The “Real” Jesus – John 3:1-4

RealJesus“There was a man named Nicodemus, a Jewish religious leader who was a Pharisee. After dark one evening, he came to speak with Jesus. ‘Rabbi,’ he said, ‘we all know that God has sent you to teach us. Your miraculous signs are evidence that God is with you.’ Jesus replied, ‘I tell you the truth, unless you are born again, you cannot see the Kingdom of God.’ ‘What do you mean?’ exclaimed Nicodemus. ‘How can an old man go back into his mother’s womb and be born again?'” (John 3:1-4, NLT).

It has been said that perception is reality. In fact, this view could be the mantra of the post-modern era.

The well-known account of the encounter of Nicodemus and Jesus is a story of how people often accept their own flawed perceptions and misconceptions as reality.

In this story that is unique to John’s gospel, Jesus gives us a specific description of how God inaugurates His Kingdom in the personal lives of its subjects–in other words, how people get saved.

Nicodemus was a Pharisee and a member of the Jewish ruling council. Jesus spoke to Nicodemus as one who had an understanding of spiritual matters and posed a divine proposition about entrance into God’s Kingdom: “I tell you the truth, unless you are born again, you cannot see the Kingdom of God.” (vs 3).

When Jesus told Nicodemus about the reality of the new birth that is required to encounter God’s Kingdom, He used an adverb with two possible nuances—born “again” or born “from above.” The first meaning seems to be what was understood by Nicodemus while Jesus meant the second.
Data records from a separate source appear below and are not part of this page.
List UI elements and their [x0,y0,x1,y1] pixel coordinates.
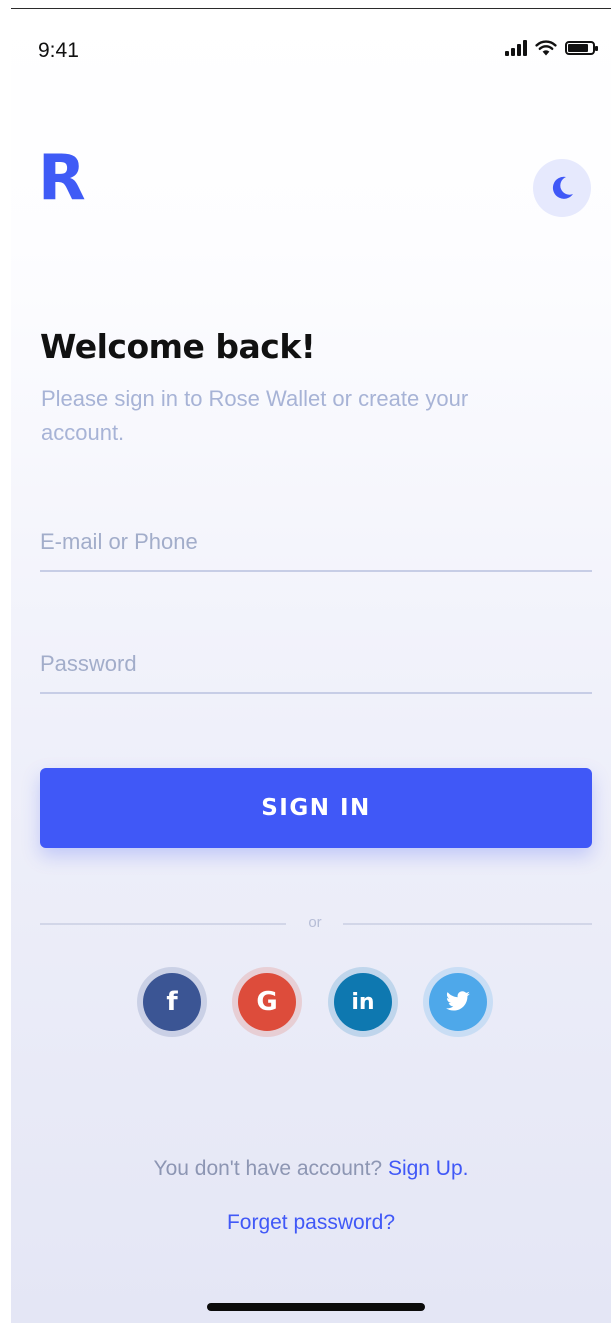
status-time: 9:41 [38,39,79,62]
google-icon: G [238,973,296,1031]
page-title: Welcome back! [40,327,316,366]
battery-icon [565,40,598,55]
twitter-icon [429,973,487,1031]
social-login-row: f G in [11,963,611,1043]
password-field[interactable] [40,636,592,694]
status-bar: 9:41 [11,9,611,89]
home-indicator [207,1303,425,1311]
linkedin-icon: in [334,973,392,1031]
status-icons [505,39,598,56]
divider-label: or [308,914,322,931]
linkedin-login-button[interactable]: in [328,967,398,1037]
phone-screen: 9:41 R Welcome back! Please sign in to R… [11,8,611,1323]
page-subtitle: Please sign in to Rose Wallet or create … [41,386,469,445]
forgot-password-link[interactable]: Forget password? [11,1211,611,1235]
sign-up-link[interactable]: Sign Up. [388,1157,469,1180]
moon-icon [552,176,573,199]
app-logo: R [38,141,86,214]
google-login-button[interactable]: G [232,967,302,1037]
facebook-icon: f [143,973,201,1031]
divider-line-left [40,923,286,925]
email-field[interactable] [40,514,592,572]
facebook-login-button[interactable]: f [137,967,207,1037]
divider-line-right [343,923,592,925]
sign-in-button[interactable]: SIGN IN [40,768,592,848]
battery-fill [568,43,589,52]
no-account-text: You don't have account? [153,1157,383,1180]
signup-prompt: You don't have account? Sign Up. [11,1157,611,1181]
theme-toggle-button[interactable] [533,159,591,217]
twitter-login-button[interactable] [423,967,493,1037]
wifi-icon [535,40,557,56]
signal-icon [505,39,527,56]
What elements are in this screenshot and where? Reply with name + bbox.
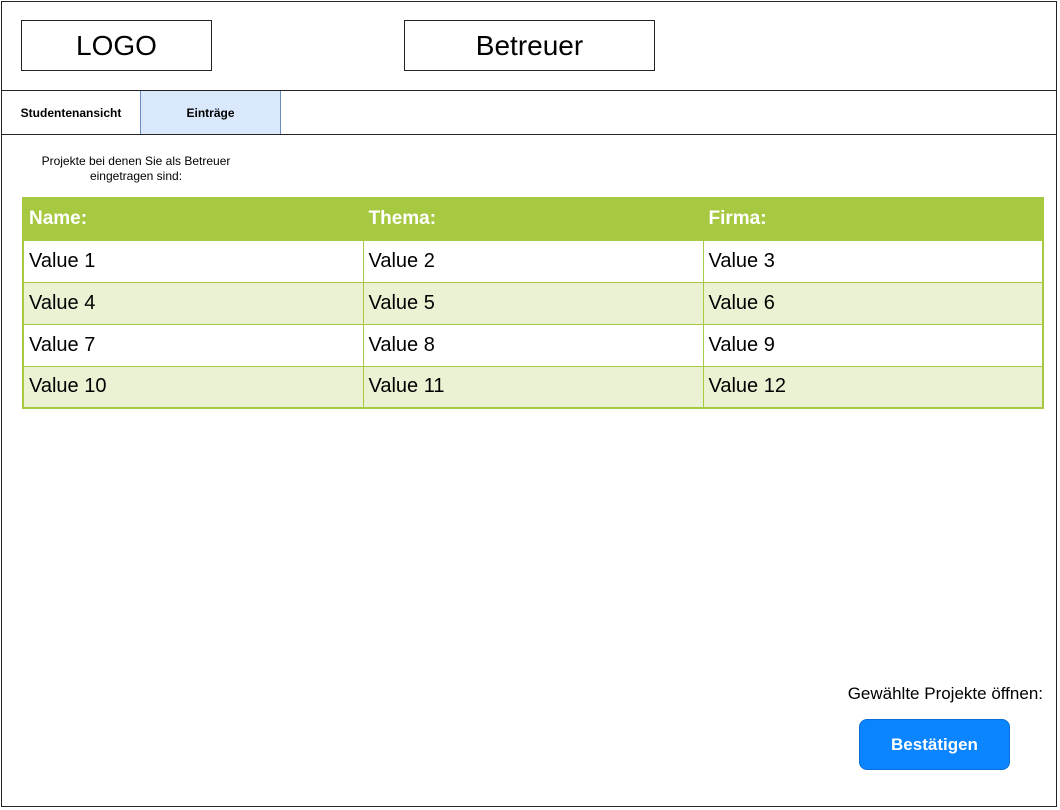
intro-text: Projekte bei denen Sie als Betreuer eing… [41, 154, 231, 183]
logo: LOGO [21, 20, 212, 71]
table-cell: Value 1 [22, 239, 364, 283]
table-cell: Value 4 [22, 281, 364, 325]
table-cell: Value 9 [702, 323, 1044, 367]
tabs-divider [1, 134, 1057, 135]
table-cell: Value 8 [362, 323, 704, 367]
tab-eintraege[interactable]: Einträge [141, 91, 281, 134]
table-row[interactable]: Value 4 Value 5 Value 6 [22, 281, 1044, 325]
table-row[interactable]: Value 10 Value 11 Value 12 [22, 365, 1044, 409]
table-cell: Value 10 [22, 365, 364, 409]
table-row[interactable]: Value 7 Value 8 Value 9 [22, 323, 1044, 367]
column-header-thema: Thema: [362, 197, 704, 241]
table-cell: Value 12 [702, 365, 1044, 409]
column-header-name: Name: [22, 197, 364, 241]
table-cell: Value 6 [702, 281, 1044, 325]
tab-studentenansicht[interactable]: Studentenansicht [2, 91, 141, 134]
tab-label: Studentenansicht [20, 105, 122, 120]
tab-label: Einträge [186, 105, 235, 120]
table-cell: Value 7 [22, 323, 364, 367]
table-row[interactable]: Value 1 Value 2 Value 3 [22, 239, 1044, 283]
projects-table: Name: Thema: Firma: Value 1 Value 2 Valu… [22, 197, 1044, 409]
table-cell: Value 11 [362, 365, 704, 409]
confirm-button[interactable]: Bestätigen [859, 719, 1010, 770]
table-cell: Value 3 [702, 239, 1044, 283]
table-cell: Value 2 [362, 239, 704, 283]
page-title: Betreuer [404, 20, 655, 71]
open-projects-label: Gewählte Projekte öffnen: [847, 684, 1043, 703]
table-cell: Value 5 [362, 281, 704, 325]
table-header-row: Name: Thema: Firma: [22, 197, 1044, 241]
column-header-firma: Firma: [702, 197, 1044, 241]
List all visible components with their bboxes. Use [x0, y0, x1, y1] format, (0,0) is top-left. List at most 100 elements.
Nicodemus was seemingly puzzled by the reference to a second birth and made what he probably knew was a ridiculous interpretation of Jesus’ proposition.

While sin and death begin their work in the mortal bodies of all human beings probably from the day we are born, Jesus says that the people of God are constituted by supernatural birth. When we experience birth from above–new birth–the Spirit of God imputes immortal life to our mortal bodies.

And when the Spirit of God dwells in us, then God promises to resurrect our physical bodies to eternal life in the same way that Jesus was raised from the dead.

So, the work of the Holy Spirit is to appropriate spiritual life to God’s people—to birth human beings into spiritual beings, thereby admitting them into God’s Kingdom: “The Holy Spirit gives birth to spiritual life” (vs. 6).

While the work of Jesus, God’s Son, is to save people from sin and death, the work of the Holy Spirit is to reveal Jesus as the way into God’s Kingdom and then initiate concurring people into it.

When the Holy Spirit makes Jesus real to us, then we find our real selves in Him.